1. That horrible thing is actually the truth.
 
2. That truth still hurts my feelings.
 
3. I am going to cry a few times writing that stupid story.
 
4. I should probably rename the book Profanity and Poop, because there is a lot of both. I really like writing about shit.
 
 
This should be interesting.
 
heidi


oh, and PI!





Sunday, March 8, 2015

A Poem For Tia

Today I ate a piece of pie.

     It was an apple pie.
     It was homemade pie.

I spent the morning making the crust from scratch.
    And I used lard, not butter, so it was very flaky.

I used mostly Pink Lady apples with two
Granny Smith apples thrown in for extra crunch.

It was a Dutch Apple Pie, so there wasn't a crust on top ...
there was a streusel ...with cold butter, brown sugar and chopped pecans.

I didn't wait the two hours recommended before I cut into it so it ran over my plate and into the pie plate.

I crumbled a light layer of feta cheese on top
and then covered the runny, warm mess with canned whipped cream
because I like the psshtt of it.

It was the right amount of tart and sweet and tangy and warm and cool and creamy.

It was full of everything that was right and wonderful in the world.

I can't wait to eat another slice.

heidi
written 3/8/15

My friend, Tia, from my writing group, asks wonderful questions that really makes you think about what you are trying to convey.  She's awesome. I should probably wait until the fourteenth to post this, but I can always repost it if I am at a loss for a pie day poem.

3.14 15  So, yeah, I'm leaving it up for Pi Day.

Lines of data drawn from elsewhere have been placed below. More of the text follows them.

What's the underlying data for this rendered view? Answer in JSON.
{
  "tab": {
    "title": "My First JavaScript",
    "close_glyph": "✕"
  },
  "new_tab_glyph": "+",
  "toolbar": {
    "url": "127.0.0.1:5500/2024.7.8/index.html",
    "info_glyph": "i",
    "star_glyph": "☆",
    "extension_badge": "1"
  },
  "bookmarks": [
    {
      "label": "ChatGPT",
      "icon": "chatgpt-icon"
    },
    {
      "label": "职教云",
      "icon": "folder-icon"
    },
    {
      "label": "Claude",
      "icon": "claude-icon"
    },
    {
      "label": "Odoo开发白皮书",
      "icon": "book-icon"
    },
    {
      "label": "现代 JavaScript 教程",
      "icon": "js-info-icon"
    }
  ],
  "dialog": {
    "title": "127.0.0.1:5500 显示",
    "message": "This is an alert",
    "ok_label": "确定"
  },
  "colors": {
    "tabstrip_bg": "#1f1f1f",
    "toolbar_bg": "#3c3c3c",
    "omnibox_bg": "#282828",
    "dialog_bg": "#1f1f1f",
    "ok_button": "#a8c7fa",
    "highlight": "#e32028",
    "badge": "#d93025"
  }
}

I really want some Apple Pie!

Saturday, March 7, 2015

NaPoWriMo 2015

http://www.napowrimo.net/
 

I've signed up for NaPoWriMo 2015! This is my third year participating and I am really excited.  Why not take a crack at the poem a day challenge?

heidi

 

Wednesday, March 4, 2015

Dive Down

dive down
into the briny depths
the cold dark
wrapped around

dive down
into the everyday
and the light
that comes with
the mundane

it can break you
trying to be
exceptional
trying to be
more than

dive down into what
makes you ordinary
and wait there
letting your lungs fill
with something new

dive down and let go
accept what you cannot change
accept the distant light
that calls you down
and down and
down

dive down

let go

dive

down.

heidi
written 3/4/15
 

Sunday, March 1, 2015

Petrichor

It's the in and out,
you know
the places you've been and the places
you go

It is the dirt on us
it is the wind's song
it is the sun's lust
all urging is to grow

It is the births and the deaths
and the in betweens
and the life we live together
and the roads we're journeying.

And so I lay down my words
with a full and grateful heart
always happy for this community
for which I am a part.

heidi
written 3/1/15 for dVerse OLN

with deep gratitude for Brian and Claudia.